Subscriber News: April 2019
Recent Honors
Congratulations to Barbara de la Cuesta. Her collection of stories, The Place Where Judas Lost his Boots, won the 2019 Brighthorse Book Prize. This contest gives three prizes of $1,000 and publication for manuscripts of poetry, short fiction, and novels; the 2020 award is now open through August 16. Her novella, The Twenty and One Nights, will be published in an upcoming anthology from Running Wild Press.
Congratulations to Evelyn Krieger. Her essay "The Geometry of Grief" was a runner-up in the Wow! Women on Writing 2018 Q1 Essay Contest and was published on their website. See the current deadline schedule here.
Congratulations to Trent Busch. His poetry collection not one bit of this is your fault was published by Cyberwit.net in March and is available on Amazon. Read his winning poem from our 2016 Margaret Reid Poetry Contest here. Cyberwit.net is a small literary press in India that also publishes the Taj Mahal Review.
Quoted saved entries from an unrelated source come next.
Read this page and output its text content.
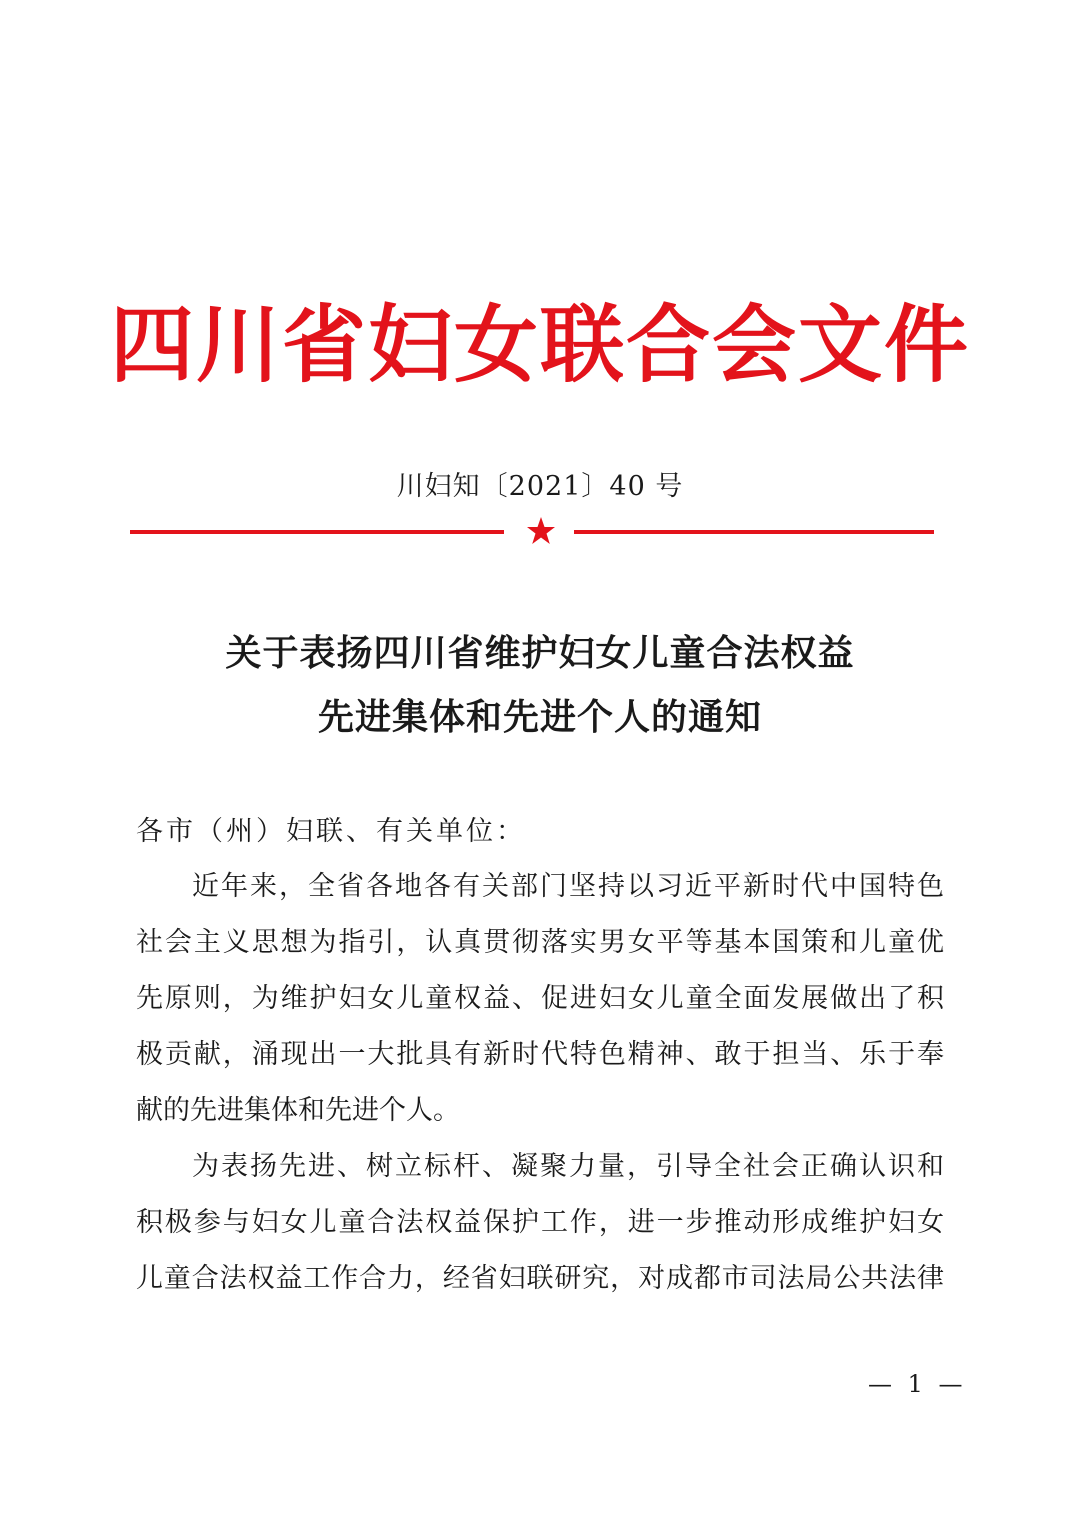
四川省妇女联合会文件
川妇知〔2021〕40 号
关于表扬四川省维护妇女儿童合法权益
先进集体和先进个人的通知
各市（州）妇联、有关单位：
近年来，全省各地各有关部门坚持以习近平新时代中国特色
社会主义思想为指引，认真贯彻落实男女平等基本国策和儿童优
先原则，为维护妇女儿童权益、促进妇女儿童全面发展做出了积
极贡献，涌现出一大批具有新时代特色精神、敢于担当、乐于奉
献的先进集体和先进个人。
为表扬先进、树立标杆、凝聚力量，引导全社会正确认识和
积极参与妇女儿童合法权益保护工作，进一步推动形成维护妇女
儿童合法权益工作合力，经省妇联研究，对成都市司法局公共法律
— 1 —
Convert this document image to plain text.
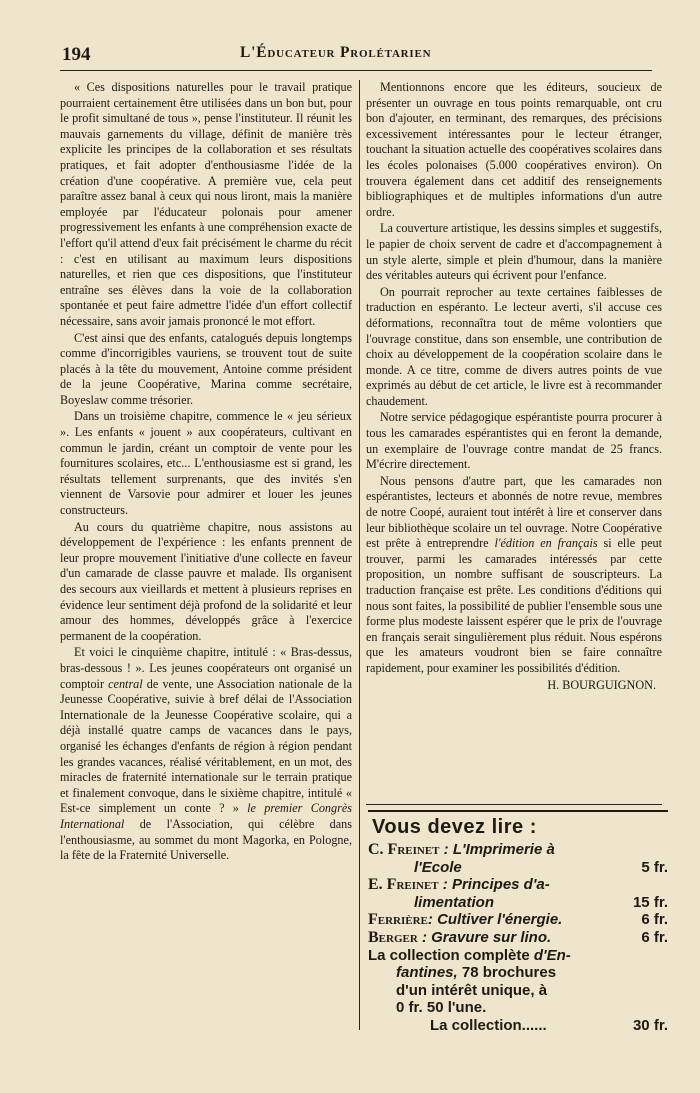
194	L'Éducateur Prolétarien

« Ces dispositions naturelles pour le travail pratique pourraient certainement être utilisées dans un bon but, pour le profit simultané de tous », pense l'instituteur. Il réunit les mauvais garnements du village, définit de manière très explicite les principes de la collaboration et ses résultats pratiques, et fait adopter d'enthousiasme l'idée de la création d'une coopérative. A première vue, cela peut paraître assez banal à ceux qui nous liront, mais la manière employée par l'éducateur polonais pour amener progressivement les enfants à une compréhension exacte de l'effort qu'il attend d'eux fait précisément le charme du récit : c'est en utilisant au maximum leurs dispositions naturelles, et rien que ces dispositions, que l'instituteur entraîne ses élèves dans la voie de la collaboration spontanée et peut faire admettre l'idée d'un effort collectif nécessaire, sans avoir jamais prononcé le mot effort.

C'est ainsi que des enfants, catalogués depuis longtemps comme d'incorrigibles vauriens, se trouvent tout de suite placés à la tête du mouvement, Antoine comme président de la jeune Coopérative, Marina comme secrétaire, Boyeslaw comme trésorier.

Dans un troisième chapitre, commence le « jeu sérieux ». Les enfants « jouent » aux coopérateurs, cultivant en commun le jardin, créant un comptoir de vente pour les fournitures scolaires, etc... L'enthousiasme est si grand, les résultats tellement surprenants, que des invités s'en viennent de Varsovie pour admirer et louer les jeunes constructeurs.

Au cours du quatrième chapitre, nous assistons au développement de l'expérience : les enfants prennent de leur propre mouvement l'initiative d'une collecte en faveur d'un camarade de classe pauvre et malade. Ils organisent des secours aux vieillards et mettent à plusieurs reprises en évidence leur sentiment déjà profond de la solidarité et leur amour des hommes, développés grâce à l'exercice permanent de la coopération.

Et voici le cinquième chapitre, intitulé : « Bras-dessus, bras-dessous ! ». Les jeunes coopérateurs ont organisé un comptoir central de vente, une Association nationale de la Jeunesse Coopérative, suivie à bref délai de l'Association Internationale de la Jeunesse Coopérative scolaire, qui a déjà installé quatre camps de vacances dans le pays, organisé les échanges d'enfants de région à région pendant les grandes vacances, réalisé véritablement, en un mot, des miracles de fraternité internationale sur le terrain pratique et finalement convoque, dans le sixième chapitre, intitulé « Est-ce simplement un conte ? » le premier Congrès International de l'Association, qui célèbre dans l'enthousiasme, au sommet du mont Magorka, en Pologne, la fête de la Fraternité Universelle.

Mentionnons encore que les éditeurs, soucieux de présenter un ouvrage en tous points remarquable, ont cru bon d'ajouter, en terminant, des remarques, des précisions excessivement intéressantes pour le lecteur étranger, touchant la situation actuelle des coopératives scolaires dans les écoles polonaises (5.000 coopératives environ). On trouvera également dans cet additif des renseignements bibliographiques et de multiples informations d'un autre ordre.

La couverture artistique, les dessins simples et suggestifs, le papier de choix servent de cadre et d'accompagnement à un style alerte, simple et plein d'humour, dans la manière des véritables auteurs qui écrivent pour l'enfance.

On pourrait reprocher au texte certaines faiblesses de traduction en espéranto. Le lecteur averti, s'il accuse ces déformations, reconnaîtra tout de même volontiers que l'ouvrage constitue, dans son ensemble, une contribution de choix au développement de la coopération scolaire dans le monde. A ce titre, comme de divers autres points de vue exprimés au début de cet article, le livre est à recommander chaudement.

Notre service pédagogique espérantiste pourra procurer à tous les camarades espérantistes qui en feront la demande, un exemplaire de l'ouvrage contre mandat de 25 francs. M'écrire directement.

Nous pensons d'autre part, que les camarades non espérantistes, lecteurs et abonnés de notre revue, membres de notre Coopé, auraient tout intérêt à lire et conserver dans leur bibliothèque scolaire un tel ouvrage. Notre Coopérative est prête à entreprendre l'édition en français si elle peut trouver, parmi les camarades intéressés par cette proposition, un nombre suffisant de souscripteurs. La traduction française est prête. Les conditions d'éditions qui nous sont faites, la possibilité de publier l'ensemble sous une forme plus modeste laissent espérer que le prix de l'ouvrage en français serait singulièrement plus réduit. Nous espérons que les amateurs voudront bien se faire connaître rapidement, pour examiner les possibilités d'édition.

H. BOURGUIGNON.
Vous devez lire :
C. Freinet : L'Imprimerie à
l'Ecole	5 fr.
E. Freinet : Principes d'a-
limentation	15 fr.
Ferrière: Cultiver l'énergie.	6 fr.
Berger : Gravure sur lino.	6 fr.
La collection complète d'En-
fantines, 78 brochures
d'un intérêt unique, à
0 fr. 50 l'une.
La collection......	30 fr.
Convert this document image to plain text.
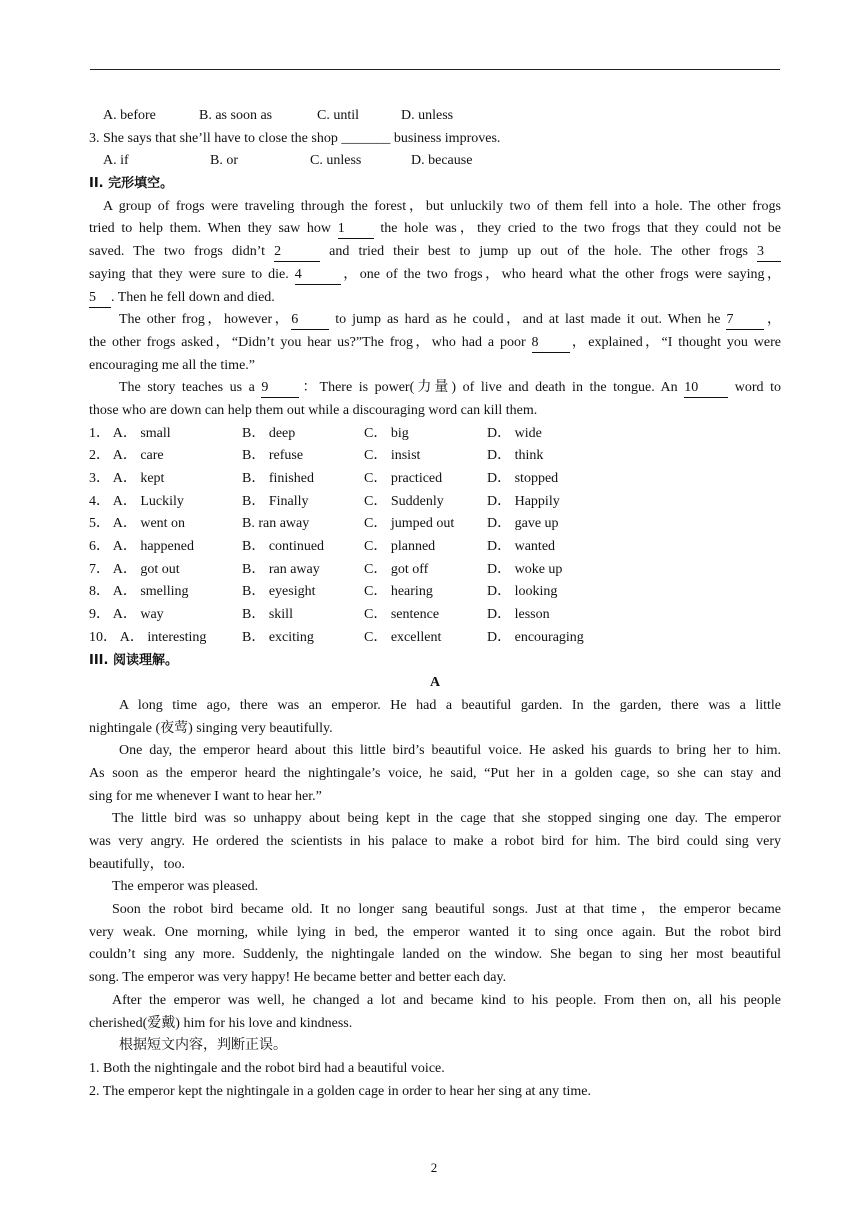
A. before	B. as soon as	C. until	D. unless
3. She says that she’ll have to close the shop _______ business improves.
A. if	B. or	C. unless	D. because
II. 完形填空。
A group of frogs were traveling through the forest，but unluckily two of them fell into a hole. The other frogs
tried to help them. When they saw how 1 the hole was，they cried to the two frogs that they could not be
saved. The two frogs didn’t 2	and tried their best to jump up out of the hole. The other frogs 3
saying that they were sure to die. 4	，one of the two frogs，who heard what the other frogs were saying，
5 . Then he fell down and died.
The other frog，however，6 to jump as hard as he could，and at last made it out. When he 7 ，
the other frogs asked，“Didn’t you hear us?”The frog，who had a poor 8 ，explained，“I thought you were
encouraging me all the time.”
The story teaches us a 9 ：There is power(力量) of live and death in the tongue. An 10 word to
those who are down can help them out while a discouraging word can kill them.
1． A． small	B． deep	C． big	D． wide
2． A． care	B． refuse	C． insist	D． think
3． A． kept	B． finished	C． practiced	D． stopped
4． A． Luckily	B． Finally	C． Suddenly	D． Happily
5． A． went on	B. ran away	C． jumped out	D． gave up
6． A． happened	B． continued	C． planned	D． wanted
7． A． got out	B． ran away	C． got off	D． woke up
8． A． smelling	B． eyesight	C． hearing	D． looking
9． A． way	B． skill	C． sentence	D． lesson
10． A． interesting	B． exciting	C． excellent	D． encouraging
III. 阅读理解。
A
A long time ago, there was an emperor. He had a beautiful garden. In the garden, there was a little
nightingale (夜莺) singing very beautifully.
One day, the emperor heard about this little bird’s beautiful voice. He asked his guards to bring her to him.
As soon as the emperor heard the nightingale’s voice, he said, “Put her in a golden cage, so she can stay and
sing for me whenever I want to hear her.”
The little bird was so unhappy about being kept in the cage that she stopped singing one day. The emperor
was very angry. He ordered the scientists in his palace to make a robot bird for him. The bird could sing very
beautifully，too.
The emperor was pleased.
Soon the robot bird became old. It no longer sang beautiful songs. Just at that time，the emperor became
very weak. One morning, while lying in bed, the emperor wanted it to sing once again. But the robot bird
couldn’t sing any more. Suddenly, the nightingale landed on the window. She began to sing her most beautiful
song. The emperor was very happy! He became better and better each day.
After the emperor was well, he changed a lot and became kind to his people. From then on, all his people
cherished(爱戴) him for his love and kindness.
根据短文内容，判断正误。
1. Both the nightingale and the robot bird had a beautiful voice.
2. The emperor kept the nightingale in a golden cage in order to hear her sing at any time.
2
Congratulations to Mary K. O'Melveny. Her poem "Travels to the Valley of Lost Things" won the 2019 Slippery Elm Prize in Poetry. The most recent submission period for this $500 award was December 1-February 1. Slippery Elm is the literary journal of the University of Findlay (Ohio).
Congratulations to Gary Beck. His novel Flare Up was released in March by Wordcatcher Publishing. The protagonist of Flare Up is a young art dealer who is caught up in political unrest in London.
Congratulations to Sheila K. Barksdale and Patricia J. Machmiller. They were among the 11 top winners in the 2019 Haiku Calendar Competition from Snapshot Press. Winning Writers subscriber Roberta Beary was among the runners-up. Now available for pre-order, the 2020 desk calendar will feature 52 haiku by the 42 winners and runners-up. See sample poems on their website.
Congratulations to R. Bremner. His newest chapbook, Pencil Sketches, was recently published by Clare Songbirds Publishing House. The book is a collection of poetic vignettes about some famous, some not-so-famous people, including Norman Mailer, Earl "The Pearl" Monroe, Jim Morrison, Lyn Lifshin, Mariska "I'm your Venus" Veres, and others.
Recent Publications
Don Mitchell and Ruth Thompson were profiled in Eastern New Mexico News on March 13. The writer couple, who run Saddle Road Press in Hilo, HI, taught writing and photography classes in March as holders of the Jack Williamson Endowed Chairs in Science and Humanities at Eastern New Mexico University. Mitchell is an ecological anthropologist, writer, and photographer; Thompson is an award-winning poet who teaches writing and meditation. Her newest poetry collection, Whale Fall & Black Sage, came out in December 2018.
Sarah Kornfeld was interviewed at Independent Book Review by British literary critic and fiction writer Jack Messenger about her debut novel What Stella Sees (Cove International Publishers, 2018). In the accompanying book review, he says, "Sarah Kornfeld's writing is frequently surprising and audacious, with passages of sustained brilliance." Sarah is a founding member of the Blue Mind Collective studying the impact of the ocean on our lives and well-being. The novel is the coming-of-age story of a young woman artist with epilepsy who has visions of an underwater world during her seizures. Sarah says, "The research is astounding: we must have water to reboot our brains, get a 'blue mind' which is meditative and healing...I wanted to explore a young person's ocean genius, for most children have this insight about the power of water, but are told not to pay attention to that wisdom."
Paul C. Thornton's travel guide The Joy of Cruising is now available on Amazon. From the book blurb: "Thornton profiles travelers from all over the world with a passion for cruising and who act on that passion in creative and fascinating ways. From millennials to 90-something's; from a Grammy award winner, Poker Hall of Famer, winner of the TV series Last Comic Standing, cruise ship Godmother, to 'ordinary' cruisers doing extraordinary things, The Joy of Cruising will fascinate anyone who has ever cruised, aspires to take a cruise, or just loves travel." Paul won the Memoir category of our 2017 North Street Book Prize for White Man's Disease.
R.T. Castleberry's poem "The Geography of Decline" was published in The Pedestal Magazine.
Yvonne Chism-Peace's poem "The Life of Rally, 1951-1953" was published at Poets Reading the News. This persona poem in the voice of a sick child was inspired by recent news articles about the resurgence of deadly childhood diseases like measles and mumps because parents are opting out of vaccination.